32 Percent of Students Say They Won't Go to College Next Year If Classes Are Online Only

Nearly a third of current and prospective college students said they preferred not to attend college in the fall if classes remain online only, according to a new survey conducted by the National Society of High School Scholars (NSHSS).

Of the more than 2,000 high school and college students who responded to the survey between April 18 and 26—770 of whom the NSHSS said were graduating high school seniors—32 percent said they were not interested in attending online-only college courses when the next academic year begins.

While many states have yet to decide whether colleges and universities will resume for in-person instruction, the wave of e-learning strategies brought about by the coronavirus pandemic has revealed the pros and cons of virtual education environments, with the loss of social events routinely identified by students as a significant loss.

Despite the negative perspective on virtual classrooms continuing into the next semester, NSHSS President James Lewis had a more optimistic view of how students will proceed in their pursuit of higher learning.

"I think that students will adapt and institutions will get better at delivering the college experience in a virtual way," Lewis told Newsweek. "Students may complain about the things they are missing, but I am confident that they will make the best of the situation."
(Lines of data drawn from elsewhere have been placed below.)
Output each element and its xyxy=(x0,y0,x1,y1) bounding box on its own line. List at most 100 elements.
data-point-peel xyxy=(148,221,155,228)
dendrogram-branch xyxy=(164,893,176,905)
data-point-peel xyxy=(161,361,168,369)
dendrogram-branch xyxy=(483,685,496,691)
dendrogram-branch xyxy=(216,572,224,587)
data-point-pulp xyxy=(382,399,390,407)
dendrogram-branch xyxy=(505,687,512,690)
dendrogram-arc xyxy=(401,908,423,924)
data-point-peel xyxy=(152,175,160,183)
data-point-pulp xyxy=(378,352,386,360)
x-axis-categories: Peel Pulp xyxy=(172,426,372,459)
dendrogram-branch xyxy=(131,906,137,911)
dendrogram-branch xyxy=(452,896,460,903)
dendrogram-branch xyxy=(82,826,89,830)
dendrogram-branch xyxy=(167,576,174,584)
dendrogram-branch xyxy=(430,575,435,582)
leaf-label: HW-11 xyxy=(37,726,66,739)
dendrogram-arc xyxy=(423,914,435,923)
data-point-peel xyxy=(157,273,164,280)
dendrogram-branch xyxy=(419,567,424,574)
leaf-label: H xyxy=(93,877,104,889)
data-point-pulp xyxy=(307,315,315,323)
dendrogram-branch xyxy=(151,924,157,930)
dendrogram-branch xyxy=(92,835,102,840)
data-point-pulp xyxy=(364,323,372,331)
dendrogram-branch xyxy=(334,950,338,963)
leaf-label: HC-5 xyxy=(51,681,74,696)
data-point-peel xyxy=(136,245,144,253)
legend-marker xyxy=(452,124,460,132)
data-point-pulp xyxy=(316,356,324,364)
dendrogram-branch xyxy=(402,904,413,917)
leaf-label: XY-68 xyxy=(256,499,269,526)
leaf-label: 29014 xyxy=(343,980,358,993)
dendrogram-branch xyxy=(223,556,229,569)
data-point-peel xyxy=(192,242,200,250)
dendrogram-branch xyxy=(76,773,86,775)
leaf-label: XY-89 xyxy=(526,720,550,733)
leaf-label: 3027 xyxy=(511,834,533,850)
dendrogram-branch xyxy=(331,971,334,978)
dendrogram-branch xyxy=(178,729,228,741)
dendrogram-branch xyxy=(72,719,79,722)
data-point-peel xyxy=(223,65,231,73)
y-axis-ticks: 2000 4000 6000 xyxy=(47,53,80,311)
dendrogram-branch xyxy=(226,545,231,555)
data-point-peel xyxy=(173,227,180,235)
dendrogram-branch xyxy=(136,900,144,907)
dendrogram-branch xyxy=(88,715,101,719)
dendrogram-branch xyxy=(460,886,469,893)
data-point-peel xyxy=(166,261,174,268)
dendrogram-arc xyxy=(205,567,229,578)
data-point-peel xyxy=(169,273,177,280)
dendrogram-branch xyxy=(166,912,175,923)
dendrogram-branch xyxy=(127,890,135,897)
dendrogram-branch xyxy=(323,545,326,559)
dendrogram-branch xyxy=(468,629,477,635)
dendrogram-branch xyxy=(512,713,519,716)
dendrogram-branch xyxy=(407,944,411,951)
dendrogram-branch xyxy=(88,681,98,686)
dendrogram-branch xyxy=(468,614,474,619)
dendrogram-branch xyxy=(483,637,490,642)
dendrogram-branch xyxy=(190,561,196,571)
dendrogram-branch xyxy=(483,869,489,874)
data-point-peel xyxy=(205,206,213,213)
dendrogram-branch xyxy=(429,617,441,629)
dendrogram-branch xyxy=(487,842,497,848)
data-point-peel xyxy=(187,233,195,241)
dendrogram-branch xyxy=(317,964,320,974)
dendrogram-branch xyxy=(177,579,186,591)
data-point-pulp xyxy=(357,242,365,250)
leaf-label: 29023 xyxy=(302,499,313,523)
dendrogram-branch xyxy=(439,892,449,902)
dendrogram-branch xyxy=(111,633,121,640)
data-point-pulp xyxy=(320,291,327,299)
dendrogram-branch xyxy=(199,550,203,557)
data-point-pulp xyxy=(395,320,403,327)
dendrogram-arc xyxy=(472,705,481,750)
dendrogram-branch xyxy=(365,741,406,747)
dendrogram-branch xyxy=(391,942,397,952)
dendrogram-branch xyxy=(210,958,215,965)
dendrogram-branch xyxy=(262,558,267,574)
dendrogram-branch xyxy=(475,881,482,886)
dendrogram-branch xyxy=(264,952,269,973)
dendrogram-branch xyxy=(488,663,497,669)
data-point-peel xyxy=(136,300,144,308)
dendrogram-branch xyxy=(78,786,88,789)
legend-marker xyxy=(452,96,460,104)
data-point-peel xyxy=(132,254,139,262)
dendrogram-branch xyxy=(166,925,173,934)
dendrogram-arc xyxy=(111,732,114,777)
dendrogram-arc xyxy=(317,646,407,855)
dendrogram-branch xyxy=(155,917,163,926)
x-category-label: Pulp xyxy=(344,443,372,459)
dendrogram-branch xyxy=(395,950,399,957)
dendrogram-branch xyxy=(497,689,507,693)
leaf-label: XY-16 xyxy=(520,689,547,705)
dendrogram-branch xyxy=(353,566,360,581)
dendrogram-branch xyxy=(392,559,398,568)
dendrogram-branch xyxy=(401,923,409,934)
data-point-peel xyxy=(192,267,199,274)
Georgetown University During Pandemic Closures
The campus of Georgetown University in Washington, D.C., is nearly empty on May 7, after classes were canceled because of the coronavirus pandemic. According to a new survey by the National Society of High School Scholars, 32 percent of high school and college students said they didn't want to attend school in the fall if classes continue to be online only. SAUL LOEB/AFP via Getty Images

Lewis pointed to another of the survey's findings, which said 53 percent of students who preferred in-person classes were willing to adjust to virtual learning. While Lewis acknowledged the value of in-person interactions and the challenges virtual learning poses to hands-on activities, he said instructors at the high school and collegiate levels have done well in adapting to states' stay-at-home orders.

"I do think that students will be more willing to consider some combination of in-person and virtual learning in the future. Not every class needs a physical classroom," he said.

Even though nearly a third of students cast doubt on their college attendance in the fall if classes remain virtual, other responses to questions asked during the survey indicate students still plan to pursue college education. Of the surveyed students, 94 percent said they were still confident in their ability to earn a degree, and 86 percent said they believed they would be able to graduate on time.

"There are stories of some students deferring for a semester or gap year, but my sense is that most students will plow ahead," Lewis said.

According to Lewis, the implementation of virtual classrooms now could present colleges and universities with an opportunity down the line to reach more students by using a combination of in-person and virtual learning strategies.

"I envision a greater acceptance for degrees that are achieved by some hybrid of online and in-person coursework," Lewis said. "That could actually translate into higher attendance rates at colleges that can craft their offerings to maximize enrollment in classes that are best suited to online delivery while creating a more concentrated in-person experience for other courses. In an ideal world, that could also result in cost savings for students and their families."